Повторил, не подозревая, что через несколько дней лишний раз убедится в справедливости этих слов. Как, впрочем, и его нынешний собеседник…

 

Вечером Вадим Николаевич с женой принимали у себя супружескую чету Ивановых. Поначалу разговор, конечно, зашел о трагическом случае, который свел когда-то врача и больную, о несчастьях, которые преследовали Антонину, о мистической роли злополучного перстня. Женщина рассказала о судьбе бывшего мужа, который спился и вконец опустился.
– А ведь тогда в Калининграде как жить хорошо-то стало! – воскликнула Надежда. – В поисках маньяка область почистили! Всегда бы так милиция работала.

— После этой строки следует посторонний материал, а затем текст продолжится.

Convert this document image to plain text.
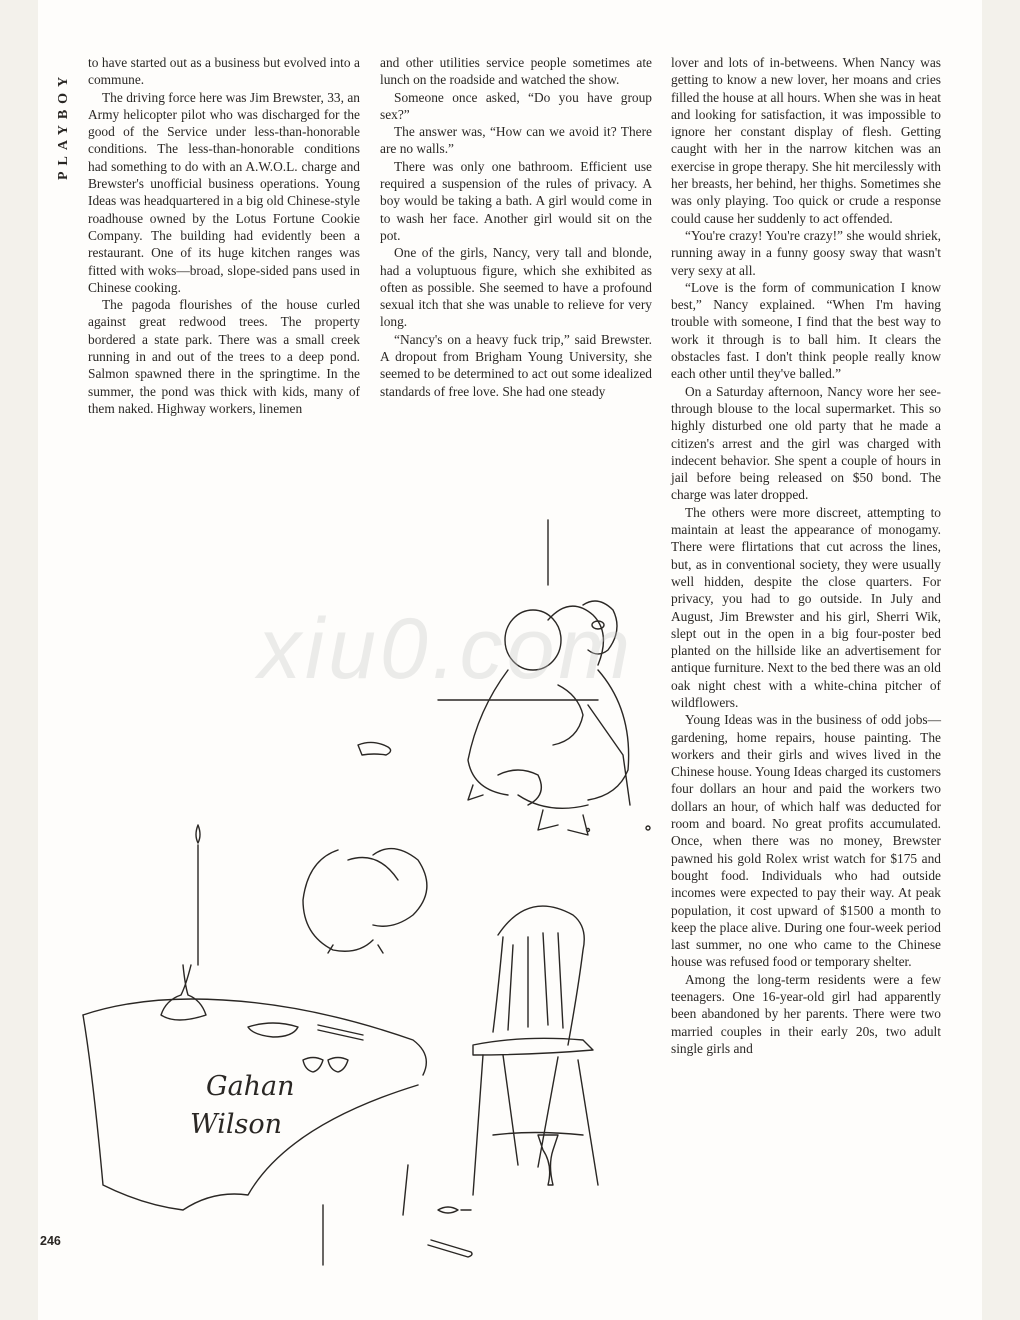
PLAYBOY

to have started out as a business but evolved into a commune.

The driving force here was Jim Brewster, 33, an Army helicopter pilot who was discharged for the good of the Service under less-than-honorable conditions. The less-than-honorable conditions had something to do with an A.W.O.L. charge and Brewster's unofficial business operations. Young Ideas was headquartered in a big old Chinese-style roadhouse owned by the Lotus Fortune Cookie Company. The building had evidently been a restaurant. One of its huge kitchen ranges was fitted with woks—broad, slope-sided pans used in Chinese cooking.

The pagoda flourishes of the house curled against great redwood trees. The property bordered a state park. There was a small creek running in and out of the trees to a deep pond. Salmon spawned there in the springtime. In the summer, the pond was thick with kids, many of them naked. Highway workers, linemen

and other utilities service people sometimes ate lunch on the roadside and watched the show.

Someone once asked, “Do you have group sex?”

The answer was, “How can we avoid it? There are no walls.”

There was only one bathroom. Efficient use required a suspension of the rules of privacy. A boy would be taking a bath. A girl would come in to wash her face. Another girl would sit on the pot.

One of the girls, Nancy, very tall and blonde, had a voluptuous figure, which she exhibited as often as possible. She seemed to have a profound sexual itch that she was unable to relieve for very long.

“Nancy's on a heavy fuck trip,” said Brewster. A dropout from Brigham Young University, she seemed to be determined to act out some idealized standards of free love. She had one steady

lover and lots of in-betweens. When Nancy was getting to know a new lover, her moans and cries filled the house at all hours. When she was in heat and looking for satisfaction, it was impossible to ignore her constant display of flesh. Getting caught with her in the narrow kitchen was an exercise in grope therapy. She hit mercilessly with her breasts, her behind, her thighs. Sometimes she was only playing. Too quick or crude a response could cause her suddenly to act offended.

“You're crazy! You're crazy!” she would shriek, running away in a funny goosy sway that wasn't very sexy at all.

“Love is the form of communication I know best,” Nancy explained. “When I'm having trouble with someone, I find that the best way to work it through is to ball him. It clears the obstacles fast. I don't think people really know each other until they've balled.”

On a Saturday afternoon, Nancy wore her see-through blouse to the local supermarket. This so highly disturbed one old party that he made a citizen's arrest and the girl was charged with indecent behavior. She spent a couple of hours in jail before being released on $50 bond. The charge was later dropped.

The others were more discreet, attempting to maintain at least the appearance of monogamy. There were flirtations that cut across the lines, but, as in conventional society, they were usually well hidden, despite the close quarters. For privacy, you had to go outside. In July and August, Jim Brewster and his girl, Sherri Wik, slept out in the open in a big four-poster bed planted on the hillside like an advertisement for antique furniture. Next to the bed there was an old oak night chest with a white-china pitcher of wildflowers.

Young Ideas was in the business of odd jobs—gardening, home repairs, house painting. The workers and their girls and wives lived in the Chinese house. Young Ideas charged its customers four dollars an hour and paid the workers two dollars an hour, of which half was deducted for room and board. No great profits accumulated. Once, when there was no money, Brewster pawned his gold Rolex wrist watch for $175 and bought food. Individuals who had outside incomes were expected to pay their way. At peak population, it cost upward of $1500 a month to keep the place alive. During one four-week period last summer, no one who came to the Chinese house was refused food or temporary shelter.

Among the long-term residents were a few teenagers. One 16-year-old girl had apparently been abandoned by her parents. There were two married couples in their early 20s, two adult single girls and

Gahan
Wilson
xiu0.com
246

– Держи карман шире! – хмыкнул Вадим Николаевич. – Вон они как по ночам патрулируют. Загонят машину в тихое местечко – за гаражи или еще куда, – да и спят себе! А участковые? Кто их сейчас видит и тем более боится? Вот у нас в Астрахани на Болде – самое захолустье после войны было. Казалось бы, и мусор, и грязь, и криминал должны были царить. Но участковый так дело поставил – не пикнешь! И свет повсюду был, и чисто, и хулиганье не безобразничало – так он сумел работу поставить. Потому что работал! Вот нам чего не хватает – властной руки в стране, которая порядок наведет!
– Ну-ну, – прервал его муж Антонины, – так и до восхваления Сталина договориться можно.
– О нем разговор особый, – продолжал горячиться хирург, – а вот Горбачев и Ельцин – преступники!
– Неужели? – усмехнулся Иванов. – А я думал, что демократы. Если б не они, оставались бы мы «империей зла». Вы мне прямо глаза открыли!
Видя, что разговор принимает нежелательный оборот, вмешалась Антонина:
– Мы сейчас, как все наше общество, не залечиваем, а будто специально раздираем общую рану. Девяносто первый год разделил общество на левых и правых, красных и белых… А ведь все мы – просто люди, хорошие и плохие, добрые и злые. Вот и надо объединяться хорошим и добрым. Нас больше, значит, мы и есть народ.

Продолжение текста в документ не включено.